At Ahmet Altan, at!
Bak, bu Paralel!
Bu da bildiğin şantaj.
Bak Ahmet Altan, kendini inkar ne güzel!
Çok büyük(!) romancı olduğu için, Ahmet Altan’la ilgili yazıya, Cin Ali kıvamında edebi(!) bir girişle başlamak, onun şanına daha yakışır diye düşündüm.
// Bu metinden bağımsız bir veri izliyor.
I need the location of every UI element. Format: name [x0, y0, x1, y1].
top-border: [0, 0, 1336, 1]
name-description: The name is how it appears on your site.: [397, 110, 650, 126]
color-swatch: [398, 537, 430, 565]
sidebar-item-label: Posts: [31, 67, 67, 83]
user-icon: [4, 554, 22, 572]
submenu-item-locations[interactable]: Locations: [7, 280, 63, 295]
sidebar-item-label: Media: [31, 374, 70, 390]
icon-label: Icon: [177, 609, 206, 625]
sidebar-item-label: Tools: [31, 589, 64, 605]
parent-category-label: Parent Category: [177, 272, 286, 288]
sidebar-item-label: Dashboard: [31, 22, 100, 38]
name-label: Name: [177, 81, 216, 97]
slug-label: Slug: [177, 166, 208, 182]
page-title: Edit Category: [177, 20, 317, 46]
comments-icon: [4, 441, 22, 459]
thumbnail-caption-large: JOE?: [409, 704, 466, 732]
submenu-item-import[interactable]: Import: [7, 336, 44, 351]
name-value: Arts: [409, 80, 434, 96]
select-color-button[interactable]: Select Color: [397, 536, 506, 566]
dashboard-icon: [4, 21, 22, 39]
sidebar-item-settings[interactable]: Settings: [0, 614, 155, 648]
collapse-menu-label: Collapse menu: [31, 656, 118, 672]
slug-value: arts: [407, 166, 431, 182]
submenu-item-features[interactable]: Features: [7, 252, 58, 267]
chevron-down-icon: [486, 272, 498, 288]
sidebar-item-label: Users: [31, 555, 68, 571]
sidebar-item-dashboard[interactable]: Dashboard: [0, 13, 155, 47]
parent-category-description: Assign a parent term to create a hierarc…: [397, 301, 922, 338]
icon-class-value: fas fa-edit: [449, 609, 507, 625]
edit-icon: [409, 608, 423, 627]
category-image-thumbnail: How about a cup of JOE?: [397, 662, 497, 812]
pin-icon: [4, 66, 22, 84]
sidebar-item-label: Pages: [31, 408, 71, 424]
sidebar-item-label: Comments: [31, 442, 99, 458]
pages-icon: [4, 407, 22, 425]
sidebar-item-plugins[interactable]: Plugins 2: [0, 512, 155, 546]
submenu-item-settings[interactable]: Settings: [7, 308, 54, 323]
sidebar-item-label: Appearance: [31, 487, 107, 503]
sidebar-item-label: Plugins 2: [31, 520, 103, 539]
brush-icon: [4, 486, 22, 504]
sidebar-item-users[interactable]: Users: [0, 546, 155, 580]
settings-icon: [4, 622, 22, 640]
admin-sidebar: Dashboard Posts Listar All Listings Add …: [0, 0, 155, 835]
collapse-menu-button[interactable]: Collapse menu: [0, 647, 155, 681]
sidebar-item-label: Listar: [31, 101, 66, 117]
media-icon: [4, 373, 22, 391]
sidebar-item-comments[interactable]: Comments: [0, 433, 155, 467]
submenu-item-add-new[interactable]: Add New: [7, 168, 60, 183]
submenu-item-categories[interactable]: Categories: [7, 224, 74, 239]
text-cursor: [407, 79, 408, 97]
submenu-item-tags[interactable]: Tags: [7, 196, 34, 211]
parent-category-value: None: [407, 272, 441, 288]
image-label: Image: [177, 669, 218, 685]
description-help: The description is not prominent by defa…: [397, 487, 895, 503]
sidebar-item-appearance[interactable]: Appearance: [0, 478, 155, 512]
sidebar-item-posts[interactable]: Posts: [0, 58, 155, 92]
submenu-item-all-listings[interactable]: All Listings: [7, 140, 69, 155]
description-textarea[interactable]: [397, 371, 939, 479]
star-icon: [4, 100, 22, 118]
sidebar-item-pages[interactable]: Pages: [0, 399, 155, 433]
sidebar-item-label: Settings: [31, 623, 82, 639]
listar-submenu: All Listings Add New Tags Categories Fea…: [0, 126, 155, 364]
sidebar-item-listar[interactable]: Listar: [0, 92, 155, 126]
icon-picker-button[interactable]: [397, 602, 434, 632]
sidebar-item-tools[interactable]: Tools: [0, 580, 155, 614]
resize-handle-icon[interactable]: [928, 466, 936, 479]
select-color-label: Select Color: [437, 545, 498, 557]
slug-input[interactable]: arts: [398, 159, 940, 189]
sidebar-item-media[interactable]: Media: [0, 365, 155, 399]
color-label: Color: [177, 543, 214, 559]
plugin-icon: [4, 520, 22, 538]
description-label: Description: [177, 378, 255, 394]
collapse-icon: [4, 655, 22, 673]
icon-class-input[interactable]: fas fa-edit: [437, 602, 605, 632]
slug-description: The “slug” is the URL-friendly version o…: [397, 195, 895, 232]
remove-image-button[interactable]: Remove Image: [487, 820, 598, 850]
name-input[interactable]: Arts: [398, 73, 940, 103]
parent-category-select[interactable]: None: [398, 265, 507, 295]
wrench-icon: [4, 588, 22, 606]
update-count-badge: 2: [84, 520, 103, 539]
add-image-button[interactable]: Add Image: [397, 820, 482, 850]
Nasıl, çok yakıştı değil mi?
Ahmet Altan’ın kendini bitiriş düdüğünü, neden yine kendisinin çaldığını biliyorum aslında; ama demem.
Onu ilgililer bulsun.
Biz gelelim sadede.
Pazar günü Hürriyet’e verdiği röportajdaki sözlerine yani:
“Toplum AKP’yi kenara itecek. Yol ayrımındayız. Ya AKP’yi doğal yollarla kenara itip yaratıcı, üretici bir topluma dönüşür ya da tarihinde rastlamadığı büyüklükte sarsıntı ve acıyla karşılaşır. AKP, Erdoğan’ın idaresinde bu seçimleri kazanırsa çok büyük bir devlet şiddetiyle karşılaşacağız. Kötü giden ekonomiye devlet şiddeti eklenmesi fiziksel kırılmaya yol açar.”
Böyle demiş Ahmet Altan.
Bu sözde tespitte, ne vicdan var ne akıl ne muhakeme ve ne de samimiyet.
Kendisine sufle edilen tezviratı tekrarlamış sadece.
Bu sözlerle Altan, Türkiye toplumunu zerre kadar tanımadığını göstermiş aslında.
Kim bilir, belki de tanıyordur da mecburen böyle konuşuyordur.
Yoksa, topu topu 6 ay önce, yüzde 52 ile Cumhurbaşkanını seçen bu toplumun, AK Parti’yi kenara iteceğini söylemek, akıl sahibi bir insanın işi olabilir mi?
Hele, kısa denecek bir zaman önce Erdoğan hakkında adeta bir devrimciyi tanımlayan cümleleri orta yerde dururken, bu 180 derecelik dönüşten azıcık da olsa utanmaz mı kişi?
Hatırlayalım ne dediğini isterseniz:
“Erdoğan, Türkiye’de rakipsiz; ama artık sadece Türkiye’de değil bence dünyada da önemli liderlerden biri. Başkasını bilmem; ama ben Erdoğan’ın bu müthiş girişimini, olağanüstü cesur liderliğini, vizyonunu hayranlıkla selamlayıp bütün gücümle destekliyorum. Erdoğan, ona her zaman yakıştığını düşündüğüm biçimde şövalyece davrandı. Eğer bu ülkede küçük bir çocuğun başı derde girerse bu ülkede o çocuğun yardımına koşacak bir Başbakan var. Bu, benim için de bu ülke için de çok önemli bir güvence.”
Müthiş değil mi?
Peki sormazlar mı adama, o günlerde kaleme aldığın ‘Erdoğan güzellemesi’ (hadi yalakalık demeyelim), mürailik değildiyse eğer, o günden sonra Erdoğan’ın devrimcilikte daha üst bir noktaya geldiği hakikati de gün gibi ortadayken ne oldu da bu noktaya ulaştın?
Ahmet Altan’ı, akl-ı selimden, vicdandan ve tutarlılıktan uzaklaştıran her neyse, işte o bütün bu kötü durumlara düşmesinin sebebidir aynı zamanda.
Çizdiği kapkara tablo ve yazdığı felaket senaryosu da tamamen sipariş üzeredir, ne yazık ki…
Altan, kendi ifadesiyle “yaşlı bir adam.”
Eskilerin tabiriyle; “Bir ayağı çukurda…”
Bu söylediklerinin utancını yaşayacağı günleri görür mü bilemeyiz; ama bugünkü utanç bile yedi sülalesine yetecek denli büyük.